The distal convoluted tubule is mainly responsible for the reabsorption of water and sodium. It regulates pH through the absorption of bicarbonate and secretion of protons (H+) into the filtrate. Sodium absorption by the distal tubule is regulated by the hormone aldosterone. It also takes part in calcium regulation by secretion of excess Ca2+.
The distal tubule reabsorbs ~10% of the filtered Mg2+, but this is 70-80% of that delivered from the loop of Henle. Because there is little Mg2+ reabsorption beyond the distal tubule, this segment plays an important role in determining the final urinary excretion. The distal convoluted segment (DCT) is characterized by a negative luminal voltage and high intercellular resistance so that Mg2+ reabsorption is transcellular and active.
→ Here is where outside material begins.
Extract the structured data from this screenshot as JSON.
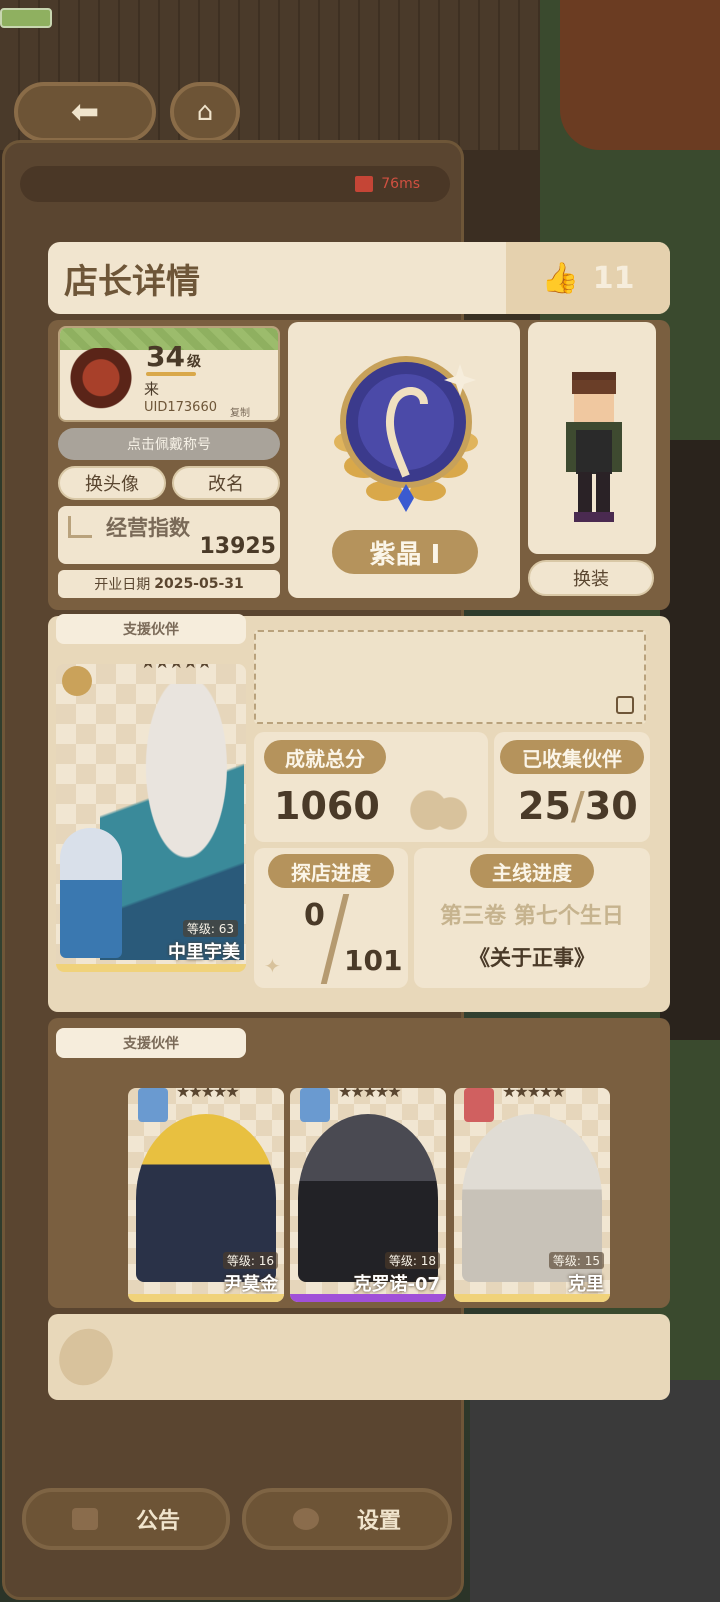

This review discusses recent evidence for selective and sensitive control of Mg2+ transport in the DCT and emphasizes the importance of this control in normal and abnormal renal Mg2+ conservation.
Normally, Mg2+ absorption is load dependent in the distal tubule, whether delivery is altered by increasing luminal Mg2+ concentration or increasing the flow rate into the DCT. With the use of microfluorescent studies with an established mouse distal convoluted tubule (MDCT) cell line, it was shown that Mg2+ uptake was concentration and voltage dependent. Peptide hormones such as parathyroid hormone, calcitonin, glucagon, and arginine vasopressin enhance Mg2+ absorption in the distal tubule and stimulate Mg2+ uptake into MDCT cells. Prostaglandin E2 and isoproterenol increase Mg2+ entry into MDCT cells.